Chris Gabrieli: Now the federal government is a key player here. We have to remember that when we think of the federal government and its very aggressive role it played in the middle of the 2010 crisis in K-12 in the area where the federal government pays less than 10% of the cost of our system. It's largely born locally by taxpayers in school districts and by states. And then we contrast that with higher ed where the federal government is by far the largest check writer between Pell grants and the huge student loan programs. The federal government is a massive payer of the cost of college education and funder. We continue to be old fashioned there too. The US Department of Education secretary is routinely a K-12 person, even though they are an enormous financial player in higher ed. And their regulatory rules there are completely dominant because you cannot essentially run a modern college without getting federal money, both on the research and development side, but particularly on the student financing side.

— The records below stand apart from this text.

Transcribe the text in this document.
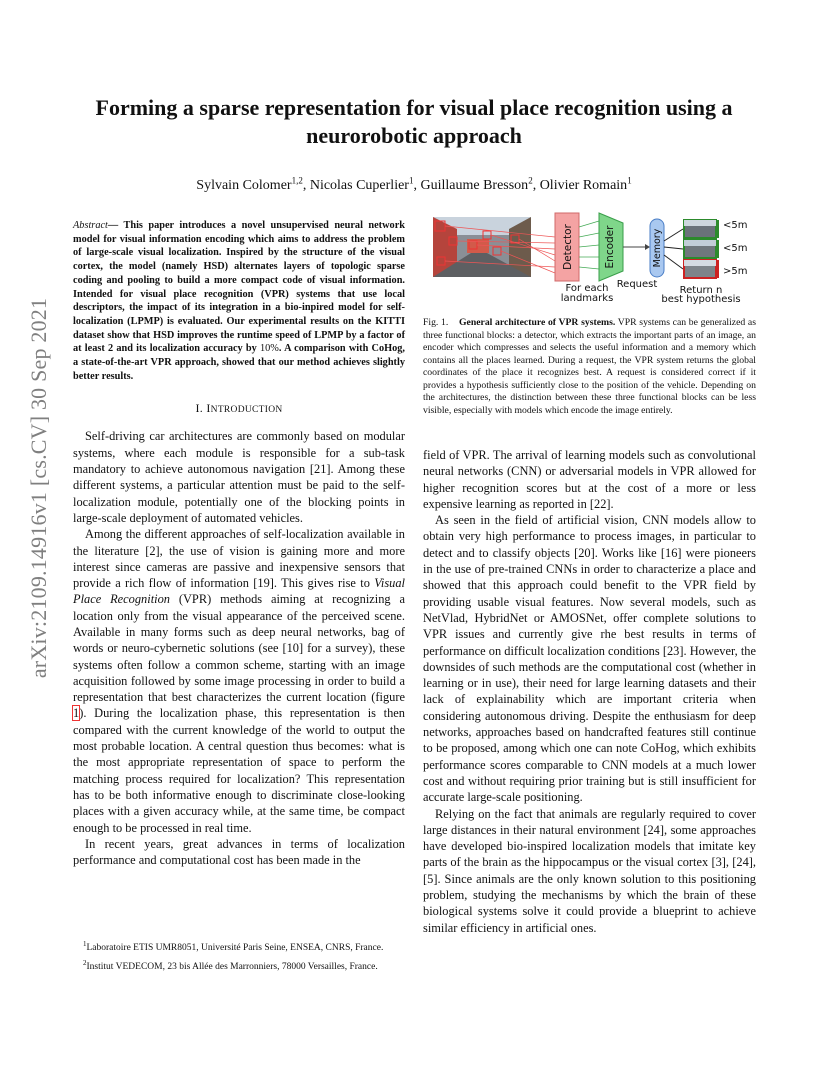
arXiv:2109.14916v1 [cs.CV] 30 Sep 2021
Forming a sparse representation for visual place recognition using a neurorobotic approach
Sylvain Colomer$^{1,2}$, Nicolas Cuperlier$^1$, Guillaume Bresson$^2$, Olivier Romain$^1$

Abstract— This paper introduces a novel unsupervised neural network model for visual information encoding which aims to address the problem of large-scale visual localization. Inspired by the structure of the visual cortex, the model (namely HSD) alternates layers of topologic sparse coding and pooling to build a more compact code of visual information. Intended for visual place recognition (VPR) systems that use local descriptors, the impact of its integration in a bio-inpired model for self-localization (LPMP) is evaluated. Our experimental results on the KITTI dataset show that HSD improves the runtime speed of LPMP by a factor of at least 2 and its localization accuracy by 10%. A comparison with CoHog, a state-of-the-art VPR approach, showed that our method achieves slightly better results.

I. INTRODUCTION

Self-driving car architectures are commonly based on modular systems, where each module is responsible for a sub-task mandatory to achieve autonomous navigation [21]. Among these different systems, a particular attention must be paid to the self-localization module, potentially one of the blocking points in large-scale deployment of automated vehicles.

Among the different approaches of self-localization available in the literature [2], the use of vision is gaining more and more interest since cameras are passive and inexpensive sensors that provide a rich flow of information [19]. This gives rise to Visual Place Recognition (VPR) methods aiming at recognizing a location only from the visual appearance of the perceived scene. Available in many forms such as deep neural networks, bag of words or neuro-cybernetic solutions (see [10] for a survey), these systems often follow a common scheme, starting with an image acquisition followed by some image processing in order to build a representation that best characterizes the current location (figure 1). During the localization phase, this representation is then compared with the current knowledge of the world to output the most probable location. A central question thus becomes: what is the most appropriate representation of space to perform the matching process required for localization? This representation has to be both informative enough to discriminate close-looking places with a given accuracy while, at the same time, be compact enough to be processed in real time.

In recent years, great advances in terms of localization performance and computational cost has been made in the

$^1$Laboratoire ETIS UMR8051, Université Paris Seine, ENSEA, CNRS, France.

$^2$Institut VEDECOM, 23 bis Allée des Marronniers, 78000 Versailles, France.

Detector	Encoder	Memory
<5m
<5m
>5m
For each
landmarks
Request
Return n
best hypothesis

Fig. 1. General architecture of VPR systems. VPR systems can be generalized as three functional blocks: a detector, which extracts the important parts of an image, an encoder which compresses and selects the useful information and a memory which contains all the places learned. During a request, the VPR system returns the global coordinates of the place it recognizes best. A request is considered correct if it provides a hypothesis sufficiently close to the position of the vehicle. Depending on the architectures, the distinction between these three functional blocks can be less visible, especially with models which encode the image entirely.

field of VPR. The arrival of learning models such as convolutional neural networks (CNN) or adversarial models in VPR allowed for higher recognition scores but at the cost of a more or less expensive learning as reported in [22].

As seen in the field of artificial vision, CNN models allow to obtain very high performance to process images, in particular to detect and to classify objects [20]. Works like [16] were pioneers in the use of pre-trained CNNs in order to characterize a place and showed that this approach could benefit to the VPR field by providing usable visual features. Now several models, such as NetVlad, HybridNet or AMOSNet, offer complete solutions to VPR issues and currently give rhe best results in terms of performance on difficult localization conditions [23]. However, the downsides of such methods are the computational cost (whether in learning or in use), their need for large learning datasets and their lack of explainability which are important criteria when considering autonomous driving. Despite the enthusiasm for deep networks, approaches based on handcrafted features still continue to be proposed, among which one can note CoHog, which exhibits performance scores comparable to CNN models at a much lower cost and without requiring prior training but is still insufficient for accurate large-scale positioning.

Relying on the fact that animals are regularly required to cover large distances in their natural environment [24], some approaches have developed bio-inspired localization models that imitate key parts of the brain as the hippocampus or the visual cortex [3], [24], [5]. Since animals are the only known solution to this positioning problem, studying the mechanisms by which the brain of these biological systems solve it could provide a blueprint to achieve similar efficiency in artificial ones.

And yet they have been kind of slow to move forward. There are years and years behind at higher education act reauthorization. There was a lot of politics around the slogan, free college. It's a vision, it's a dream, it's a goal. It really turned into community college, but it wasn't a well thought through proposal, to be honest. And it's been already dropped out of Build Back Better discussion. So even if Build Back Better moves forward, that has been widely understood to be not going to happen.

And so at the moment, the federal government position is essentially laissez-faire on a system that costs too much, has grown faster than healthcare inflation. This is an amazing fact. Higher education costs have grown faster than healthcare inflation, which is just really breathtaking. It's why the middle class who's footing a lot of that bill is so nervous about the cost of college and yet at the same time, it has not been the access point to broadening equity. It's actually exacerbated the inequity in our society. So the federal government needs to wake up, smell the coffee and be more responsible financier and regulator of higher education, if we want the kind of higher education outcomes. We don't want to crush the beauty of the diverse American higher education system with many different levels, with many private colleges as well as public. But we sure as heck need a more responsible primary sort of driver in the federal government.

Jill Anderson: Hmm. Well, I almost want to end on a positive note, but I don't know if there is a positive note to end on.

Chris Gabrieli: No, I think the positive note is the higher education system continues to be a bastion of so many of the values that we wish our society to have of free and open inquiry, of advancing the frontiers of knowledge, of helping people think about what their true potential is. At every graduation there are so many students who step forward who are first time college graduates and particularly in public higher ed, I can tell you that it's a routine thing when I go to community college, state university graduations that they ask every student who's a first generation goer to stay standing and most of the audience stay standing. So it's wonderful to see. The statistical percentages tell us those are unfortunately closer to outliers than the mainstream. So it is beautiful to see that happen and it has got to become far more mainstream.

Jill Anderson: Well, thank you so much, Chris.

Chris Gabrieli: Thank you. It's a real pleasure to be with you.

Jill Anderson: Chris Gabrieli is chairman of the Massachusetts board of higher education and a lecturer at Harvard Graduate School of Education. I'm Jill Anderson. This is the Harvard EdCast produced by the Harvard Graduate School of Education. Thanks for listening.